The U.S. Healthcare System - Chapter 3
Supplemental Security Income (SSI)
A Social Security program that makes monthly payments to people who have low income and few resources and are over age 65, blind, or disabled. In most states, beneficiaries are automatically eligible for Medicaid.
Social Security Disability Insurance (SSDI)
A Social Security program that provides monthly benefits to totally disabled individuals who have paid Social Security taxes. Beneficiaries are eligible for Medicare after receiving SSDI for two years.
insurance
A contract between an individual and a company that guarantees financial compensation as a result of an unpredicted event in exchange for a monthly or annual premium.
Disability Determination Services (DDS)
A federally funded state agency that is responsible for obtaining medical evidence from an applicant's own medical sources in support of a claim for disability insurance.
preexisting condition
A legal clause that prior to the ACA excluded significant numbers of people from private health insurance for conditions already diagnosed.
Medicaid
A needs-based government health coverage program for the poor and "medically needy," funded by a combination of federal and state taxes.
pay-for-performance
A payment arrangement that provides financial incentives to hospitals, physicians, and other healthcare providers to carry out particular improvements and achieve optimal outcomes for patients.
health spending account (HSA)
A pre-tax (i.e., not subject to federal income tax at the time of deposit) medical savings account that can be used to pay for medical expenses.
vocational expert
A professional trained to understand the vocational limitations of individuals with disabilities.
value-based model
A reimbursement model aimed to improve quality and reduce costs by creating incentives for providers to deliver high-quality rather than volume-driven care.

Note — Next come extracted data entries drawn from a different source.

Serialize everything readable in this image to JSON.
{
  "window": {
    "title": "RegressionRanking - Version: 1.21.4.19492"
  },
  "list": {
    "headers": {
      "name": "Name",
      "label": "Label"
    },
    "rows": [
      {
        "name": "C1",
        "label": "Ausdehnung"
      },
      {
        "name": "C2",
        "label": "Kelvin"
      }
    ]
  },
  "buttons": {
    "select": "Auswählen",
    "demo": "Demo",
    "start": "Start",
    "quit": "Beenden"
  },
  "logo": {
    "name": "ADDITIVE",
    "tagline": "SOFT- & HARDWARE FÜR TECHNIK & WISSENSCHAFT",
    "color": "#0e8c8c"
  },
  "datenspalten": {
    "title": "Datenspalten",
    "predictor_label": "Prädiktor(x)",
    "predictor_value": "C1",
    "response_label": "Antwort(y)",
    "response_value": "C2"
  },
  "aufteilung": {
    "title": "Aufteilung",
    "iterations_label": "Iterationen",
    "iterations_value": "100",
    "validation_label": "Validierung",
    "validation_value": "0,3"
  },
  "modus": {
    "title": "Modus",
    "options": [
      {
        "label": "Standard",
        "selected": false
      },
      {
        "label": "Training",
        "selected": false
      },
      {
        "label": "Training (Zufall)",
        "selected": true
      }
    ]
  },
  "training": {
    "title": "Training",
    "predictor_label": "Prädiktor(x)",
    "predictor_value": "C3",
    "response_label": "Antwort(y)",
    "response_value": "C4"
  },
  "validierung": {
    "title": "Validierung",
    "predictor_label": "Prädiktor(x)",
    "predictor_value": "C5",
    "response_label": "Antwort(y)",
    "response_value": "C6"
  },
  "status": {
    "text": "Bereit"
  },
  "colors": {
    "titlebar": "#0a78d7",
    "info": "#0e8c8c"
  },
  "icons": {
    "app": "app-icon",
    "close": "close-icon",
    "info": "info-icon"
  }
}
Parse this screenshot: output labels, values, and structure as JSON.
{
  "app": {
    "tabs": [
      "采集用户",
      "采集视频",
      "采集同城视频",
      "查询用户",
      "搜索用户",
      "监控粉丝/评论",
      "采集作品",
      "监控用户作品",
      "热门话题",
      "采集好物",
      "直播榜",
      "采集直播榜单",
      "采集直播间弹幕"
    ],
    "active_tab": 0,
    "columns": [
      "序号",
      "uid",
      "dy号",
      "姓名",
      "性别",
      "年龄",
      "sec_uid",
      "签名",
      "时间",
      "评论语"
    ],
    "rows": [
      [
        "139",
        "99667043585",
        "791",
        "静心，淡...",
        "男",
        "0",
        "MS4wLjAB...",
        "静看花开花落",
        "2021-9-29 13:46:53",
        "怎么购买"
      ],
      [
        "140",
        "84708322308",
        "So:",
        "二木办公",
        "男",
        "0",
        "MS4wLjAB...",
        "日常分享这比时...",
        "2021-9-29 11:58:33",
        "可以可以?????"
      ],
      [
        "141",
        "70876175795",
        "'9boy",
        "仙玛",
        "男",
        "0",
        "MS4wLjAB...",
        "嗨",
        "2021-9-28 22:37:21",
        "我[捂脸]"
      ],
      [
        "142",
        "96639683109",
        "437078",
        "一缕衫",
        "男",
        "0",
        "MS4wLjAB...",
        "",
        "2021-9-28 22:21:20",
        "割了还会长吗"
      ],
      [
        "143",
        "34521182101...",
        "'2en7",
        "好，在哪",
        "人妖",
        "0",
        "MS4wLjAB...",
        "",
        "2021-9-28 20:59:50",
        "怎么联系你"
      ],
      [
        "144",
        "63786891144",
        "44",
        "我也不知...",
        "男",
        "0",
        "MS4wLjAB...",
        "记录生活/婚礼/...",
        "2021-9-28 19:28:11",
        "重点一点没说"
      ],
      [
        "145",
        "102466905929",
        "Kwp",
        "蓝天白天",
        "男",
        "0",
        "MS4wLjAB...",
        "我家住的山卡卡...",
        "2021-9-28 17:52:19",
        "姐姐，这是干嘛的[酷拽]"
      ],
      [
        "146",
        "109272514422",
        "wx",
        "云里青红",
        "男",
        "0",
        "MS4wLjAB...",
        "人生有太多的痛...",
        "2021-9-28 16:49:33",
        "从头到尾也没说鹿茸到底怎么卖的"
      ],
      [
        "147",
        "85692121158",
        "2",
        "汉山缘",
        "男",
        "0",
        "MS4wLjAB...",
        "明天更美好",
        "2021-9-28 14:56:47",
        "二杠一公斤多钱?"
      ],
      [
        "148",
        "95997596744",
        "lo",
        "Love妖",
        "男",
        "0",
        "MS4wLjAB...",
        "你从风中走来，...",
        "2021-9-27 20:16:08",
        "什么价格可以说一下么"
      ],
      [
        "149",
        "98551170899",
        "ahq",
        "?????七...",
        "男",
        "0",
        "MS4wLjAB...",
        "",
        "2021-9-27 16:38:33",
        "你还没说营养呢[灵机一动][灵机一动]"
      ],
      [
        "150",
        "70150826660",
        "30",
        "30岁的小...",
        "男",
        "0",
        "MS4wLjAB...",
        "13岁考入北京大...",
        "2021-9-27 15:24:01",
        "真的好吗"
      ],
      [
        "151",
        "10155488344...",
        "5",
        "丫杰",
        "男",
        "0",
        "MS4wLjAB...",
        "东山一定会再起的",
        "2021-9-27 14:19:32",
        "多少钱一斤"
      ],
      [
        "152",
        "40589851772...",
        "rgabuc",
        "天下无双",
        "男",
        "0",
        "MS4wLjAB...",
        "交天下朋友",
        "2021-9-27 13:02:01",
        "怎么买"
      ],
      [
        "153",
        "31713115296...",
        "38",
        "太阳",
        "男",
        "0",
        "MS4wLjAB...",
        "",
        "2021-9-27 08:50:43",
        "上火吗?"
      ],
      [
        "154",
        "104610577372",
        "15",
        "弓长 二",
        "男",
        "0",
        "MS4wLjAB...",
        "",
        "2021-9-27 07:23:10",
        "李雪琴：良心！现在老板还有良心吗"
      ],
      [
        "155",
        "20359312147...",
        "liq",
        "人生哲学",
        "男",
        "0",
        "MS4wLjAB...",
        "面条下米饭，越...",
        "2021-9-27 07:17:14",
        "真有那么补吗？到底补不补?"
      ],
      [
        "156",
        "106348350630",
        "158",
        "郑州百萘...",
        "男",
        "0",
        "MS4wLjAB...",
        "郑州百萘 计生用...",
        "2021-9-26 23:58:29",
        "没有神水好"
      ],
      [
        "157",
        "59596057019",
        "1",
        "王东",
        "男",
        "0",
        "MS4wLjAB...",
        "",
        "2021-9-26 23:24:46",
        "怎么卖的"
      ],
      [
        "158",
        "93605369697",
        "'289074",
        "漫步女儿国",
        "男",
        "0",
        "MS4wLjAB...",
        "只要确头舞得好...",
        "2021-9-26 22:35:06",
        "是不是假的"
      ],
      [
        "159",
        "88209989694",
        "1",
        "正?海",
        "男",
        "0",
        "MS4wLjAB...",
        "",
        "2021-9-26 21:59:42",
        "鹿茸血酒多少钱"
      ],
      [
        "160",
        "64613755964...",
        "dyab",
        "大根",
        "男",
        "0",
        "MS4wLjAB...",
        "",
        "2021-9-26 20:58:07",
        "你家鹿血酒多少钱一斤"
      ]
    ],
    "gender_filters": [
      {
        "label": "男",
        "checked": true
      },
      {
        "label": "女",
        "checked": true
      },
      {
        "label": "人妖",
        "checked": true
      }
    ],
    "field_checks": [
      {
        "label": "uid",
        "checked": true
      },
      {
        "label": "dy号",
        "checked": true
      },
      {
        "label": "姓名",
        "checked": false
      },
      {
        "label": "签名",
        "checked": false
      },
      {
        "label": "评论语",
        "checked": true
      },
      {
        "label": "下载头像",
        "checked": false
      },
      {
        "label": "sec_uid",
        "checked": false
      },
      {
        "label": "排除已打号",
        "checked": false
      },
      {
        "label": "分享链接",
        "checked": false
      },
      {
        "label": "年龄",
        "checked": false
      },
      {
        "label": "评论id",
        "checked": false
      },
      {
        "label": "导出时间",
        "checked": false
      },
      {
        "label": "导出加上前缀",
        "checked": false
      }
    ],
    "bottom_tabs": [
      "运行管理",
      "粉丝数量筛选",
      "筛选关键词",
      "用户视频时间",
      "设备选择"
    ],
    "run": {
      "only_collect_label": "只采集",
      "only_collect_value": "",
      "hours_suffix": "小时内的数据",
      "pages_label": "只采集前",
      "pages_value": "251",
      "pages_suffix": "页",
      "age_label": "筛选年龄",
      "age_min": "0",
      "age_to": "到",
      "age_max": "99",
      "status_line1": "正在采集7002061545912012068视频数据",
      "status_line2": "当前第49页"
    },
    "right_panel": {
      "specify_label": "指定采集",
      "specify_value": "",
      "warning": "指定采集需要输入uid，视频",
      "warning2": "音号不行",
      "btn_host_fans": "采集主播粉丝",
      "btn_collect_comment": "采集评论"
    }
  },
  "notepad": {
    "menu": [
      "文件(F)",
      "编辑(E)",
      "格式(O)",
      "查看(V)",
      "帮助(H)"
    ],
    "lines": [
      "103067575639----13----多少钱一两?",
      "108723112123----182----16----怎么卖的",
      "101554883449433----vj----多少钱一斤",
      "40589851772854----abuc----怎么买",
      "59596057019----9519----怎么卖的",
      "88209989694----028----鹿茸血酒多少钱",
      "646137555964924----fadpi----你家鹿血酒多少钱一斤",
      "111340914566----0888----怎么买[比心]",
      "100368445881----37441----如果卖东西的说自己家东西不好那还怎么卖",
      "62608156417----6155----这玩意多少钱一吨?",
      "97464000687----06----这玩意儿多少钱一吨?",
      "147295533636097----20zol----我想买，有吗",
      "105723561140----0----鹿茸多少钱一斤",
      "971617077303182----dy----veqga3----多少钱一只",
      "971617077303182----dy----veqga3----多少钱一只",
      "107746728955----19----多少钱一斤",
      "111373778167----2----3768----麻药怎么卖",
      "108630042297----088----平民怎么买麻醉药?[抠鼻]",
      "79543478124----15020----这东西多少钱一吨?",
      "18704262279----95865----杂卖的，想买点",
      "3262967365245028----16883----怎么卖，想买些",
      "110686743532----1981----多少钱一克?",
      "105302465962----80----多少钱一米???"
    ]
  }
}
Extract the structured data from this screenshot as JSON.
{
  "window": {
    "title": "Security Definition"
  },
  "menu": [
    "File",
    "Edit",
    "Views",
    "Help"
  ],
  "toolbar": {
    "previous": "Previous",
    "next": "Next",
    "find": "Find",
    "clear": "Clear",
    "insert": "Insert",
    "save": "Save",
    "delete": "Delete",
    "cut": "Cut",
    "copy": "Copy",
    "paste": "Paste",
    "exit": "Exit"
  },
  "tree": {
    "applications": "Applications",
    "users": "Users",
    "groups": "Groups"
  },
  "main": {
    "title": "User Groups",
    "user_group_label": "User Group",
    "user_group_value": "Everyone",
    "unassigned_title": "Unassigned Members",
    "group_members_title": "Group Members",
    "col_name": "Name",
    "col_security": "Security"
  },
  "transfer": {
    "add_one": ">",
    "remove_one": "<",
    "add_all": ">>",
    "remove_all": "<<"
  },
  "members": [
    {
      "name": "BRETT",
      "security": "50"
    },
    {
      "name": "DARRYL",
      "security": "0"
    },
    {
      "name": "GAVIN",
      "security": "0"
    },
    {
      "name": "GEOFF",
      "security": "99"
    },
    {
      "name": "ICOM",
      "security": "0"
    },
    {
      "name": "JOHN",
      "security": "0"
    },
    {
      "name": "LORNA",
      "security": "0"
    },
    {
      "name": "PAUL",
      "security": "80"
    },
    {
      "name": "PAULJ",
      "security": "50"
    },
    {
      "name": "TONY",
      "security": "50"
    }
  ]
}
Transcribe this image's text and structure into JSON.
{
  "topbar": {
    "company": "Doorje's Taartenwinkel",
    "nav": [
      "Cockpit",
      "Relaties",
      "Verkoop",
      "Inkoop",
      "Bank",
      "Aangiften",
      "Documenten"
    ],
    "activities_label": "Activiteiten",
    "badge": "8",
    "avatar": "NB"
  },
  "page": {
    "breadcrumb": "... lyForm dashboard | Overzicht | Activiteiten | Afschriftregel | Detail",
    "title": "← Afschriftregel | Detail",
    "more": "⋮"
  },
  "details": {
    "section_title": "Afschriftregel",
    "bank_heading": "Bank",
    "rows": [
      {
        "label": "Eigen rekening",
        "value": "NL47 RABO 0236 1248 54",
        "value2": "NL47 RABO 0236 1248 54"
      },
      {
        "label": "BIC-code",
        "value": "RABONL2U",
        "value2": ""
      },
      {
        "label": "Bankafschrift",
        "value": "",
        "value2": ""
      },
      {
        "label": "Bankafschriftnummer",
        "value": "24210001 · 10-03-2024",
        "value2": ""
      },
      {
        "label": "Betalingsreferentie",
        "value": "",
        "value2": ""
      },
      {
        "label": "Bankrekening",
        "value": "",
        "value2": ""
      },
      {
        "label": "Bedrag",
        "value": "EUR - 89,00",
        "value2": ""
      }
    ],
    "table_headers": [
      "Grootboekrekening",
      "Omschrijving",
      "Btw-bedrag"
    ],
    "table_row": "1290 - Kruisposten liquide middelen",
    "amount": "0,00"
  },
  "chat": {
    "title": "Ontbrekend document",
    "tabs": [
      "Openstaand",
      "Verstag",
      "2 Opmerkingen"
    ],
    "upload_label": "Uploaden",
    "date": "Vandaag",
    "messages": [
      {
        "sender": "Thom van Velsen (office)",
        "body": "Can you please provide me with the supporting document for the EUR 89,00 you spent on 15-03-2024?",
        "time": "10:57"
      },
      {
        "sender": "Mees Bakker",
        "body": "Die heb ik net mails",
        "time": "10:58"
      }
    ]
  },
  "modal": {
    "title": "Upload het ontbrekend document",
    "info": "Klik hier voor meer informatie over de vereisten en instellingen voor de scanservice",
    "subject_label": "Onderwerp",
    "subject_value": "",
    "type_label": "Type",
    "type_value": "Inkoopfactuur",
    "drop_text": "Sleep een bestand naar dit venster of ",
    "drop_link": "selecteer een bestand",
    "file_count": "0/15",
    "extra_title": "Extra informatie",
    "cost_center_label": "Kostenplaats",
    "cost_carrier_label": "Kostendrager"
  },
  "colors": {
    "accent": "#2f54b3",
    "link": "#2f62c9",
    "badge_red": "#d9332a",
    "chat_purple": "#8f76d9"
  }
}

discounted fee-for-service
A reimbursement system in which physicians are paid for every service and test they provide based on a fee schedule or predetermined discount of the usual and customary price charged by physicians in the local area.
annual deductible
A set amount individuals have to pay out of pocket before their insurance plan begins to make coinsurance payments.
co-payment
A set fee the patient is charged for a doctor's visit, due at the time of visit.
workers' compensation
A state-administered federal program designed to protect workers injured on the job. In exchange for a predetermined level of compensation and benefits, the injured employee gives up the right to sue the employer for negligence.
Explanation of Benefits (EOB)
A summary sent to a patient after each healthcare visit, which documents what the insurance company paid the provider and how much the patient owes, and provides an up-to-date status of the patient's annual deductible and out-of-pocket expenses.
independent practice association (IPA)
A type of HMO consisting of community-based independent physicians who form a for-profit HMO.
staff model
A type of HMO that employs its own group of physicians to provide most of the healthcare needs of its subscribers and then contracts with medical specialists. These "staff" physicians do not provide services outside of the HMO, but rather receive a fixed salary and bonuses. All medical facilities are operated by the HMO, including radiology, laboratory, and pharmacy services.
Medigap
A type of insurance plan sold by private insurance companies intended to cover healthcare costs that Medicare Parts A and B do not cover.
preferred provider organization (PPO)
A type of managed care organization that has a contractual agreement with healthcare providers to put together a "provider network." The primary care physician in the PPO does not function as a gatekeeper, but instead the patient is free to go directly to a specialist within the network.
cost-sharing
An arrangement in which employees become part of their employer's group insurance plan and the employer subsidizes the monthly premiums.
risk pooling
An insurance company's calculated risk based on individual premiums in proportion to the expected risk of consumers' use of their health insurance.
point of service (POS)
Considered the "open-ended" HMO, the POS offers the consumer both an HMO and a PPO plan in one product.
Children's Health Insurance Program (CHIP)
Established in 1997 as part of the Balanced Budget Act, this program provides coverage to children (those under the age of 19, including the unborn) who are not eligible for Medicaid, but are unable to afford private insurance.
consumer-driven healthcare (CDHC)
Health plans in which employees have personal health accounts from which they pay for medical expenses directly.
Medicare
The first public insurance program created by the government to help pay for health services for those 65 and older. In 1973, it was expanded to include those individuals who are permanently disabled and can no longer work.
gatekeeping
The main strategy managed care organizations use to reduce costs by designating certain physicians to act as gatekeepers. A patient can access more specialized healthcare services only after visiting a primary care physician who acts as the gatekeeper.
coinsurance
The percentage the patient is responsible for after the insurance has paid the health professional for services provided beyond a consultation.
monthly premium
The rate an individual pays each month for a health insurance policy. Monthly premiums are based on the number of people covered, as well as the particular benefits of the plan.
federal medical assistance percentage rate (FMAP)
The rate at which the federal government funds a state's Medicaid program, which is based on a state's per capita income as compared to the national average.